Unsuk Chin
Konzert für Violine und Orchester Nr. 1/Le silence des Sirènes/Chorós Chorón/Rocaná u. a.
Christian Tetzlaff (Violine), Alban Gerhardt (Violoncello), Sunwook Kim (Klavier), Berliner Philharmoniker, Ltg. Simon Rattle, Myung-Whun Chung, Sakari Oramo, Daniel Harding
Nach diversen Veröffentlichungen zum gängigen Konzertrepertoire haben die Berliner Philharmoniker auf ihrem orchestereigenen Label ein mit zeitgenössischer Musik befasstes Box-Set veröffentlicht und damit Unsuk Chin (*1961), die diesjährige Preisträgerin des Ernst von Siemens Musikpreises, gewürdigt. Obgleich einige der versammelten Kompositionen bereits in mitunter überzeugenderen Referenzeinspielungen vorliegen, bietet das Medienpaket eine hervorragende Möglichkeit, sich mit dem Schaffen der Wahlberlinerin vertraut zu machen: Neben zwei CDs umfasst es eine Blu-ray, auf der ein 45-minütiges Videointerview mit der Komponistin und fünf der insgesamt sechs eingespielten Werke in Form hochwertiger Video-Mitschnitte zu finden sind. Darüber hinaus erhält man beim Erwerb einen Code, der den Download der Audio-Dateien im High-Resolution-Format erlaubt. Das begleitende Booklet schließlich ist umfangreich und führt anhand eines ausführlichen Porträttextes von Kerstin Schüssler-Bach behutsam in die Eigenheiten von Chins Schaffen ein.
Dass die Produktion nicht in allen Belangen restlos überzeugt, hängt vor allem mit der Postproduktion der Live-Aufnahmen zusammen: So wurde beispielsweise beim Mitschnitt des Violinkonzerts Nr. 1 (2001) der ansonsten von Christian Tetzlaff tadellos dargebotene Solopart eine Spur zu stark in den Vordergrund gerückt, weshalb das kompositorisch ausgewogene Dialogisieren zwischen Violine und Orchesterstimmen zugunsten einer klanglichen Vorrangstellung des Solisten aus der Balance gebracht wird.
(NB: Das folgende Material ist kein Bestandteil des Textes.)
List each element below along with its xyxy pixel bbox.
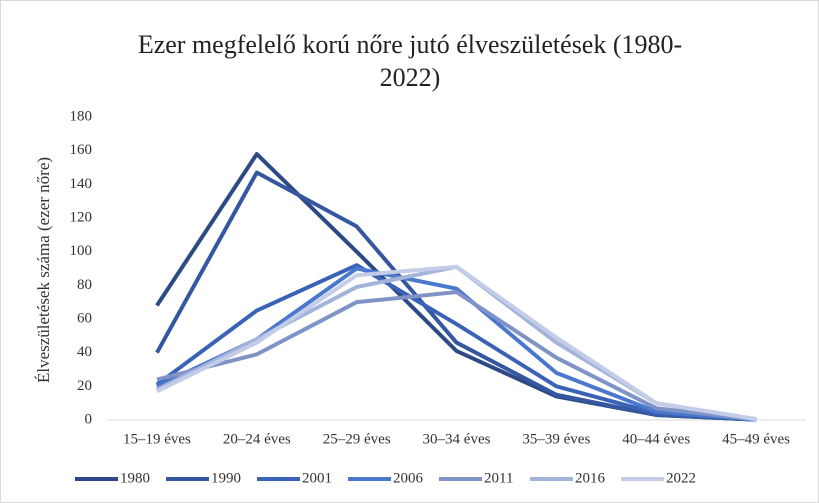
x-tick-label: 35–39 éves xyxy=(522,431,590,447)
legend-label: 2011 xyxy=(484,470,513,486)
x-tick-label: 30–34 éves xyxy=(423,431,491,447)
x-tick-label: 15–19 éves xyxy=(123,431,191,447)
series-line xyxy=(156,264,757,422)
x-tick-label: 40–44 éves xyxy=(622,431,690,447)
x-tick-label: 25–29 éves xyxy=(323,431,391,447)
x-tick-label: 45–49 éves xyxy=(722,431,790,447)
legend-label: 2022 xyxy=(666,470,696,486)
y-tick-label: 100 xyxy=(70,243,93,259)
y-tick-label: 140 xyxy=(70,176,93,192)
x-tick-label: 20–24 éves xyxy=(223,431,291,447)
y-tick-label: 60 xyxy=(77,310,92,326)
legend-label: 2016 xyxy=(575,470,606,486)
y-tick-label: 120 xyxy=(70,209,93,225)
legend-label: 2006 xyxy=(393,470,424,486)
y-tick-label: 160 xyxy=(70,142,93,158)
chart-title: Ezer megfelelő korú nőre jutó élveszület… xyxy=(137,30,683,92)
y-tick-label: 40 xyxy=(77,344,92,360)
legend-label: 2001 xyxy=(302,470,332,486)
y-tick-label: 180 xyxy=(70,108,93,124)
legend-label: 1980 xyxy=(120,470,150,486)
y-tick-label: 20 xyxy=(77,378,92,394)
y-axis-label: Élveszületések száma (ezer nőre) xyxy=(34,157,53,383)
y-tick-label: 0 xyxy=(85,411,93,427)
series-line xyxy=(156,290,757,422)
y-tick-label: 80 xyxy=(77,277,92,293)
legend-label: 1990 xyxy=(211,470,241,486)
Vergleichbares gilt für die Aufnahme des Klavierkonzerts (1996/97), wo zu Beginn das gezackte Ineinander von Klavier und Orchesterfigurationen durch Hervorhebung des Solisten Sunwook Kim an Wirkung einbüßt oder im vierten Satz die Farb- und Geräuschkaskaden des Orchesters klanglich eigeebnet werden und ihre Bedeutung als Resonanzraum des Klaviers verlieren. Solchen Momenten stehen wiederum Höhepunkte wie die Komposition Le silence des Sirènes für Sopran und Orchester (2014) gegenüber, deren Wirkung sich den Fähigkeiten Barbara Hannigans verdankt. Ihr anforderungsreicher Stimmenparcour tastet bis in die Extreme hinein die wechselnden emotionalen Qualitäten ab und wechselt mühelos von zärtlichem Gesang in Sprache oder von Koloraturen in sich windende Melodielinien. Und immer wieder lässt sich in den versammelten Kompositionen – so auch im Orchesterstück Rocaná (2017, rev. 2020) – Chins souveräne und außergewöhnlich farbenreiche Instrumentationskunst bewundern, selbst wenn einzelne Mitschnitte in Bezug auf dynamische Abstufungen oder Modellierung von klanglichen Übergängen noch Raum zur interpretatorischen Differenzierung durch Dirigenten und Orchester lassen.